Chou Qian se retourna brusquement, et je me repris rapidement, les yeux presque tremblants.
« Une approche plus simple convient parfaitement ; sinon, cela vous sera désavantageux. »
« Dans quelle mesure faut-il la réduire ? » Je veux toujours construire une bombe atomique !
"Poudre noire."
« Ah ! Tellement primitif ! » Je chasse les animaux sauvages !
Chouqian remarqua mon mécontentement et dit à contrecœur : « Ceux que je vous ai donnés peuvent vous être donnés à un rythme légèrement plus rapide. »
"Super !" Donne-moi un bisou.
« Que fais-tu ? » Chou Qian recula.
J'ai enchaîné avec : « Embrasse-moi. »
Dès qu'il eut fini de parler, il disparut.
Oh là là ! Vous sous-estimez mon charme.
...
Cette affaire d'une telle ampleur, outre le fait qu'elle m'a initialement donné le droit d'y participer, est désormais entièrement tombée entre les mains de Chou Qian et du travesti.
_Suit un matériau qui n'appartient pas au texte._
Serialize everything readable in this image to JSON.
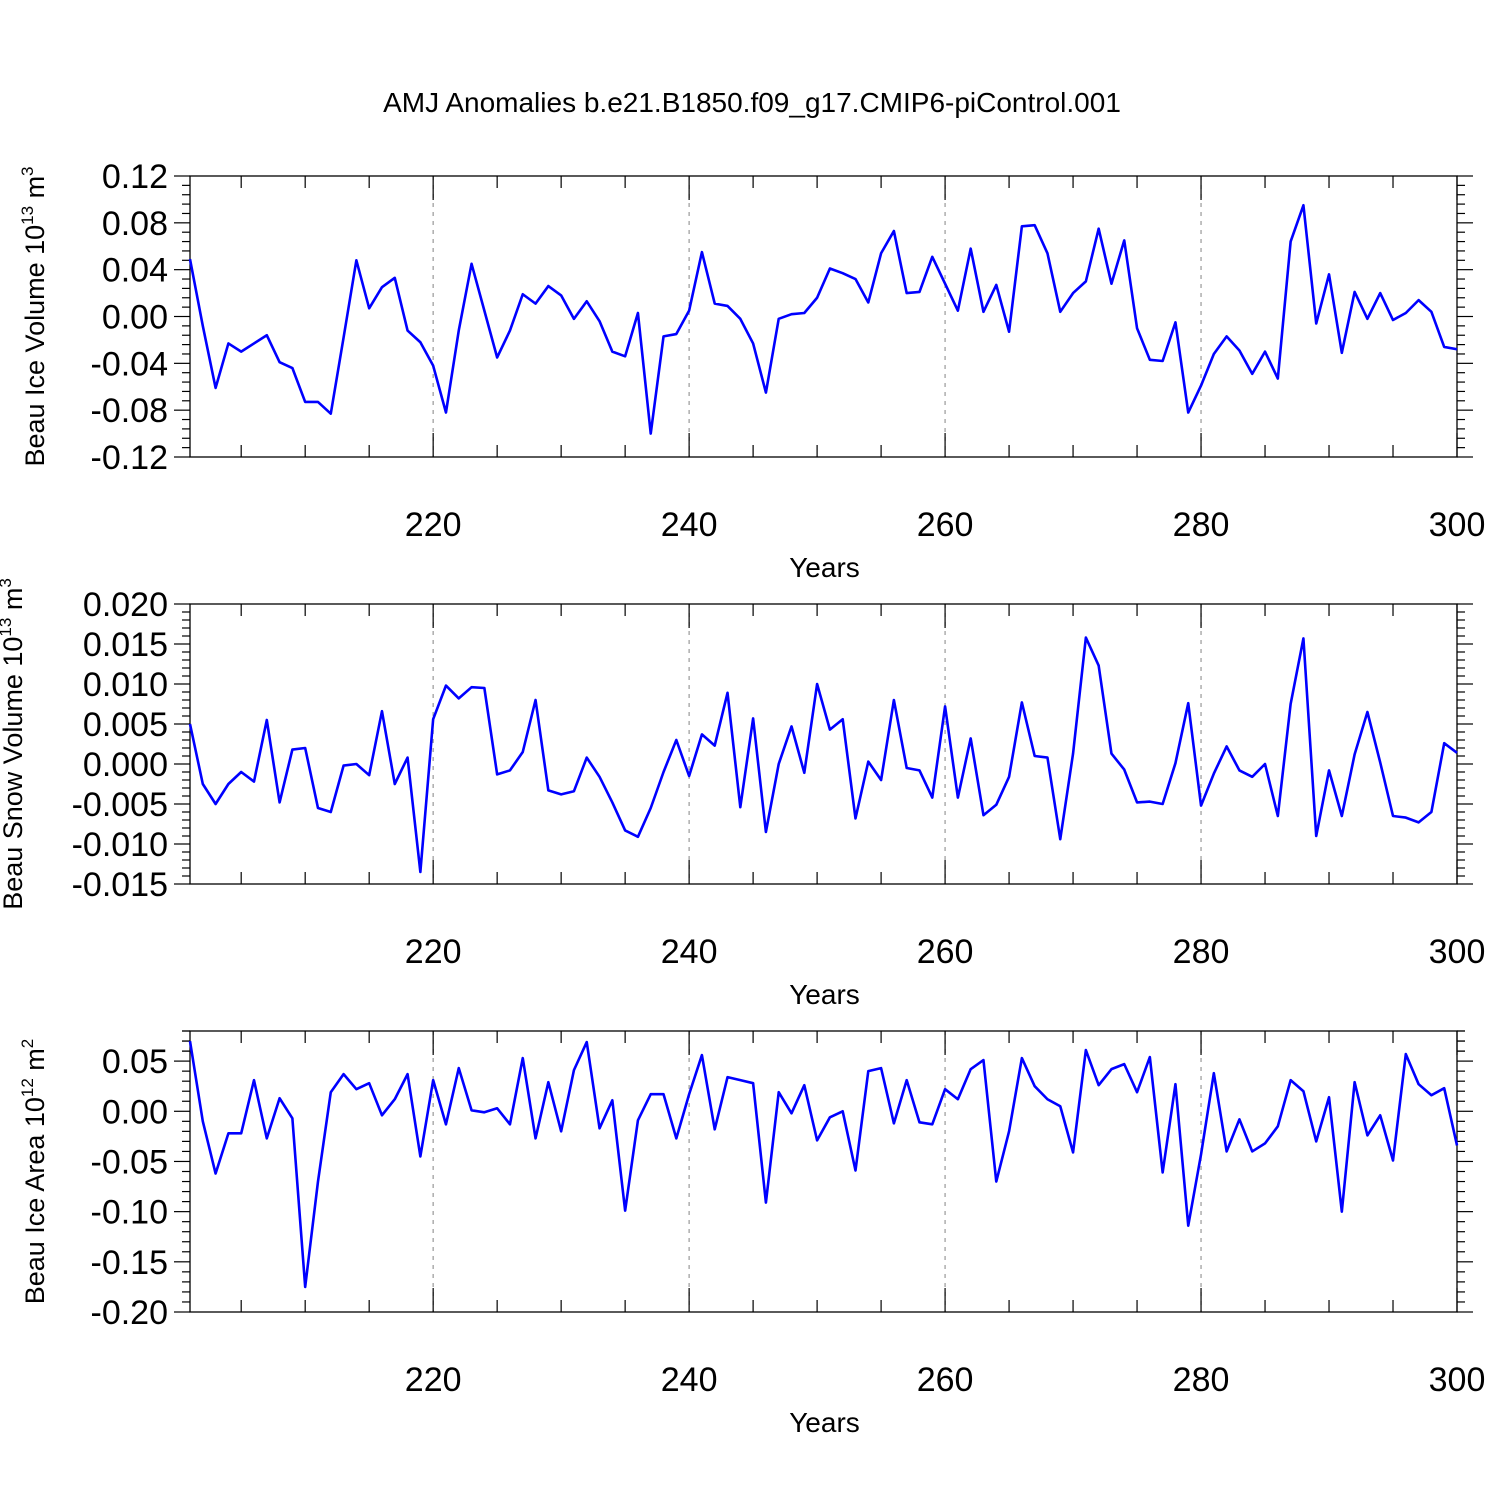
{
  "title": "AMJ Anomalies b.e21.B1850.f09_g17.CMIP6-piControl.001",
  "colors": {
    "line": "#0000ff",
    "grid": "#a0a0a0",
    "axis": "#000000"
  },
  "chart_data": [
    {
      "type": "line",
      "ylabel": "Beau Ice Volume 10",
      "ylabel_exp": "13",
      "ylabel_unit": " m",
      "ylabel_unit_exp": "3",
      "xlabel": "Years",
      "xlim": [
        201,
        300
      ],
      "ylim": [
        -0.12,
        0.12
      ],
      "xticks": [
        220,
        240,
        260,
        280,
        300
      ],
      "xtick_labels": [
        "220",
        "240",
        "260",
        "280",
        "300"
      ],
      "yticks": [
        -0.12,
        -0.08,
        -0.04,
        0.0,
        0.04,
        0.08,
        0.12
      ],
      "ytick_labels": [
        "-0.12",
        "-0.08",
        "-0.04",
        "0.00",
        "0.04",
        "0.08",
        "0.12"
      ],
      "grid": "x-dashed",
      "series": [
        {
          "name": "Beau Ice Volume",
          "x_start": 201,
          "values": [
            0.049,
            -0.008,
            -0.061,
            -0.023,
            -0.03,
            -0.023,
            -0.016,
            -0.039,
            -0.044,
            -0.073,
            -0.073,
            -0.083,
            -0.018,
            0.048,
            0.007,
            0.025,
            0.033,
            -0.012,
            -0.022,
            -0.042,
            -0.082,
            -0.012,
            0.045,
            0.005,
            -0.035,
            -0.012,
            0.019,
            0.011,
            0.026,
            0.018,
            -0.002,
            0.013,
            -0.004,
            -0.03,
            -0.034,
            0.003,
            -0.1,
            -0.017,
            -0.015,
            0.005,
            0.055,
            0.011,
            0.009,
            -0.002,
            -0.023,
            -0.065,
            -0.002,
            0.002,
            0.003,
            0.016,
            0.041,
            0.037,
            0.032,
            0.012,
            0.054,
            0.073,
            0.02,
            0.021,
            0.051,
            0.028,
            0.005,
            0.058,
            0.004,
            0.027,
            -0.013,
            0.077,
            0.078,
            0.054,
            0.004,
            0.02,
            0.03,
            0.075,
            0.028,
            0.065,
            -0.01,
            -0.037,
            -0.038,
            -0.005,
            -0.082,
            -0.059,
            -0.032,
            -0.017,
            -0.029,
            -0.049,
            -0.03,
            -0.053,
            0.064,
            0.095,
            -0.006,
            0.036,
            -0.031,
            0.021,
            -0.002,
            0.02,
            -0.003,
            0.003,
            0.014,
            0.004,
            -0.026,
            -0.028
          ]
        }
      ]
    },
    {
      "type": "line",
      "ylabel": "Beau Snow Volume 10",
      "ylabel_exp": "13",
      "ylabel_unit": " m",
      "ylabel_unit_exp": "3",
      "xlabel": "Years",
      "xlim": [
        201,
        300
      ],
      "ylim": [
        -0.015,
        0.02
      ],
      "xticks": [
        220,
        240,
        260,
        280,
        300
      ],
      "xtick_labels": [
        "220",
        "240",
        "260",
        "280",
        "300"
      ],
      "yticks": [
        -0.015,
        -0.01,
        -0.005,
        0.0,
        0.005,
        0.01,
        0.015,
        0.02
      ],
      "ytick_labels": [
        "-0.015",
        "-0.010",
        "-0.005",
        "0.000",
        "0.005",
        "0.010",
        "0.015",
        "0.020"
      ],
      "grid": "x-dashed",
      "series": [
        {
          "name": "Beau Snow Volume",
          "x_start": 201,
          "values": [
            0.005,
            -0.0025,
            -0.005,
            -0.0025,
            -0.001,
            -0.0022,
            0.0055,
            -0.0048,
            0.0018,
            0.002,
            -0.0055,
            -0.006,
            -0.0002,
            0.0,
            -0.0014,
            0.0066,
            -0.0025,
            0.0008,
            -0.0135,
            0.0056,
            0.0098,
            0.0082,
            0.0096,
            0.0095,
            -0.0013,
            -0.0008,
            0.0015,
            0.008,
            -0.0033,
            -0.0038,
            -0.0034,
            0.0008,
            -0.0016,
            -0.0048,
            -0.0083,
            -0.0091,
            -0.0055,
            -0.001,
            0.003,
            -0.0015,
            0.0037,
            0.0023,
            0.0089,
            -0.0054,
            0.0057,
            -0.0085,
            0.0,
            0.0047,
            -0.0011,
            0.01,
            0.0043,
            0.0056,
            -0.0068,
            0.0003,
            -0.002,
            0.008,
            -0.0005,
            -0.0008,
            -0.0042,
            0.0072,
            -0.0042,
            0.0032,
            -0.0064,
            -0.0051,
            -0.0016,
            0.0077,
            0.001,
            0.0008,
            -0.0094,
            0.0013,
            0.0158,
            0.0123,
            0.0013,
            -0.0007,
            -0.0048,
            -0.0047,
            -0.005,
            0.0001,
            0.0076,
            -0.0052,
            -0.0012,
            0.0022,
            -0.0008,
            -0.0016,
            0.0,
            -0.0065,
            0.0075,
            0.0157,
            -0.009,
            -0.0008,
            -0.0065,
            0.0012,
            0.0065,
            0.0002,
            -0.0065,
            -0.0067,
            -0.0073,
            -0.006,
            0.0026,
            0.0014
          ]
        }
      ]
    },
    {
      "type": "line",
      "ylabel": "Beau Ice Area 10",
      "ylabel_exp": "12",
      "ylabel_unit": " m",
      "ylabel_unit_exp": "2",
      "xlabel": "Years",
      "xlim": [
        201,
        300
      ],
      "ylim": [
        -0.2,
        0.08
      ],
      "xticks": [
        220,
        240,
        260,
        280,
        300
      ],
      "xtick_labels": [
        "220",
        "240",
        "260",
        "280",
        "300"
      ],
      "yticks": [
        -0.2,
        -0.15,
        -0.1,
        -0.05,
        0.0,
        0.05
      ],
      "ytick_labels": [
        "-0.20",
        "-0.15",
        "-0.10",
        "-0.05",
        "0.00",
        "0.05"
      ],
      "grid": "x-dashed",
      "series": [
        {
          "name": "Beau Ice Area",
          "x_start": 201,
          "values": [
            0.07,
            -0.01,
            -0.062,
            -0.022,
            -0.022,
            0.031,
            -0.027,
            0.013,
            -0.007,
            -0.175,
            -0.07,
            0.019,
            0.037,
            0.022,
            0.028,
            -0.004,
            0.012,
            0.037,
            -0.045,
            0.031,
            -0.013,
            0.043,
            0.001,
            -0.001,
            0.003,
            -0.013,
            0.053,
            -0.027,
            0.029,
            -0.02,
            0.041,
            0.069,
            -0.017,
            0.011,
            -0.099,
            -0.009,
            0.017,
            0.017,
            -0.027,
            0.017,
            0.056,
            -0.018,
            0.034,
            0.031,
            0.028,
            -0.091,
            0.019,
            -0.002,
            0.026,
            -0.029,
            -0.006,
            0.0,
            -0.059,
            0.04,
            0.043,
            -0.012,
            0.031,
            -0.011,
            -0.013,
            0.022,
            0.012,
            0.042,
            0.051,
            -0.07,
            -0.02,
            0.053,
            0.025,
            0.012,
            0.005,
            -0.041,
            0.061,
            0.026,
            0.042,
            0.047,
            0.019,
            0.054,
            -0.061,
            0.027,
            -0.114,
            -0.043,
            0.038,
            -0.04,
            -0.008,
            -0.04,
            -0.032,
            -0.015,
            0.031,
            0.02,
            -0.03,
            0.014,
            -0.1,
            0.029,
            -0.024,
            -0.004,
            -0.049,
            0.057,
            0.027,
            0.016,
            0.023,
            -0.034
          ]
        }
      ]
    }
  ]
}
Je suis devenu un parfait oisif.
Assise sur la balançoire dans le jardin, je m'ennuyais ferme et bâillais de façon indécente
: suis-je vraiment si inutile
? Une technologie si avancée, et je ne peux même pas y participer. Une technologie si moderne, et je n'ai que le droit de parler, mais pas celui de créer.
Pourquoi ? Pourquoi cela arrive-t-il ? Suis-je trop stupide, ou les anciens étaient-ils rusés ?
Je regrette ! Bien que je n'aie pas réalisé ces choses moi-même, croyez-moi, mes efforts et mon attente étaient sincères.
Mon autocritique était timide et hésitante.
Sous l'arbre, tout en profitant du soleil, la mère enseignait patiemment à Lu Susu comment coudre des vêtements pour bébé.
Le petit bonhomme, les yeux fermés, étira ses membres courts et se débattait dans le panier.